The projects I have participated in concentrated on the earliest Buddhist art in the western Himalayas, attributable to the period from the 10th to the 13th centuries. This art can basically be read in two ways: on the one hand it is evidence for the latest phase of Buddhism in Northwest India, a stage of development otherwise almost completely lost, on the other hand it documents the main phase of the Tibetan adoption and adaptation of Indian Buddhism. The artistic heritage of this art is undoubtedly Indian, be it Kashmiri or representative of other schools of north Indian art (clay sculptures of a technique described in Indian Ś́ilpaśāstra literature, painted textile patterns best related to contemporary Gujarati textiles (Tabo), unusual iconographic types, both Buddhist and Hindu that appear to be specific to northwest India and at least partly derive from a Kashmiri context. In addition, certain artistic elements can be traced beyond the Indian heritage, e.g. to Central Asia or even the whole area surrounding the western Himalayas (especially evident in the textile patterns of the Alchi group of monuments).
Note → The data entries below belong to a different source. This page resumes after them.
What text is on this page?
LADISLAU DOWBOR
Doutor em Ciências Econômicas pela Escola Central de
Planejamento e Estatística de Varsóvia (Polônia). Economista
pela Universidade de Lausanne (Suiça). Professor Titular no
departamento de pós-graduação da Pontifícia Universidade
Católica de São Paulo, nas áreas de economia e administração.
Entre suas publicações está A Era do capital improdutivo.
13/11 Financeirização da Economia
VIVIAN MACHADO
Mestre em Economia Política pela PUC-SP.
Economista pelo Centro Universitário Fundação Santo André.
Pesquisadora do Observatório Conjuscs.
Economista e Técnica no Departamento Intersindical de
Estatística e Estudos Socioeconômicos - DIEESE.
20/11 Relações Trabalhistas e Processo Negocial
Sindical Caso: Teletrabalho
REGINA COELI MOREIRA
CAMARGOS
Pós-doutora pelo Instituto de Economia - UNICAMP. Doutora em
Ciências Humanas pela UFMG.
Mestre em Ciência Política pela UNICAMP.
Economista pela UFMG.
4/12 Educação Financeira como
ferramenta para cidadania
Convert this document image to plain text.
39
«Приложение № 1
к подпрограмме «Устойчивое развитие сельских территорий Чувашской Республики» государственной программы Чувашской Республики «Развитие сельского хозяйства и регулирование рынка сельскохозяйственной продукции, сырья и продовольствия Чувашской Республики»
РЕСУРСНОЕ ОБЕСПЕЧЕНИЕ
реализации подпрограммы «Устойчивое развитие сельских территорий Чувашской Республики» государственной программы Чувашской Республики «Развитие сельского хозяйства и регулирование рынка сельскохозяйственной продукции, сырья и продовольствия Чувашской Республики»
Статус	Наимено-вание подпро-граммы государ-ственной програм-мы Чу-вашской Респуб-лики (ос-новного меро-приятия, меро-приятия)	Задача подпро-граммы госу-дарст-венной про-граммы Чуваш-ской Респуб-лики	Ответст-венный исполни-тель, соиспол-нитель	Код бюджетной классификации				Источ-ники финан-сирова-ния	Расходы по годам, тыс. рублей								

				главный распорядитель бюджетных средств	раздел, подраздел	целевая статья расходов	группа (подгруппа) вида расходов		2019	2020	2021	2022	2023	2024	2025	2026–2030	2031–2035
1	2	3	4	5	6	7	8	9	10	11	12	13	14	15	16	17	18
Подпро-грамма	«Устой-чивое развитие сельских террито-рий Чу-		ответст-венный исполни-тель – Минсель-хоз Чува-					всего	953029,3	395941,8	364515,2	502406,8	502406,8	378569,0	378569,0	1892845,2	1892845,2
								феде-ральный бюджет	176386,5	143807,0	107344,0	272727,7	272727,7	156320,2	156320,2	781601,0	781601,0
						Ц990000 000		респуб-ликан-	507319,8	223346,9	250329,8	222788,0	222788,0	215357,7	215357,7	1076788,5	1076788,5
My research on early Buddhist art in the western Himalayas has been generously funded for more than ten years by the Austrian 'Fonds zur Förderung wissenschaftlicher Forschung' (FWF). The extent of this support is well documented in my CV. September 2000 to August 2003 I received a three-year research grant by the Austrian Program for Advanced Research and Technology of the Austrian Academy of Sciences (> APART project).
I am extremely grateful to all the teachers who have supported my research over the years, most important among them being: Deborah E. Klimburg-Salter, Ernst Steinkellner, and the late Maurizio Taddei, and to the numerous kind and helpful people during my research travels, particularly the monks and caretakers of the monasteries and village temples I surveyed and documented.
Early Tibetan Clay Sculpture
Few people will consider clay an important artistic medium in Tibetan art. Nevertheless, in Tibet clay has always been the sculptural material par excellence. Besides the mass-produced votive objects, the so-called tsha tsha found all over Tibet, many of the large-scale sculptures in Tibetan Buddhist monasteries are actually made of the same material. The main substance of these sculptures is dried clay (and not, as is often claimed, stucco, which would be far more resistant), a material that has been used employing varying techniques throughout the history of Tibetan art.
Large-scale clay sculptures of the highest quality are particularly characteristic for the earliest Tibetan monuments preserved. This fact can quite easily be explained by the abundance of clay sculpture in almost all neighbouring regions during the time when Tibet was absorbing Buddhism from India as well as albeit to a far lesser degree China and Central Asia. During the second half of the first millennium of our era major sculptures were being made of clay in all these regions, those preserved in the famous cave of Dunhuang in the Gansu corridor in China being the most well known.
This article summarizes how frequently clay was used as sculptural material throughout Tibetan history and the techniques employed. The brief survey certainly does not do justice to the importance of clay as a sculptural medium in Tibet, but the highlights introduced may be sufficient to prove that these sculptures are an important aspect of Tibetan art that deserves attention. This is particularly true as the sculptures often represent the main topic of a temples decoration and the monument thus can only be understood by taking them into account.
- In Aziatische Kunst 33 (2) 2003: p. 2-15.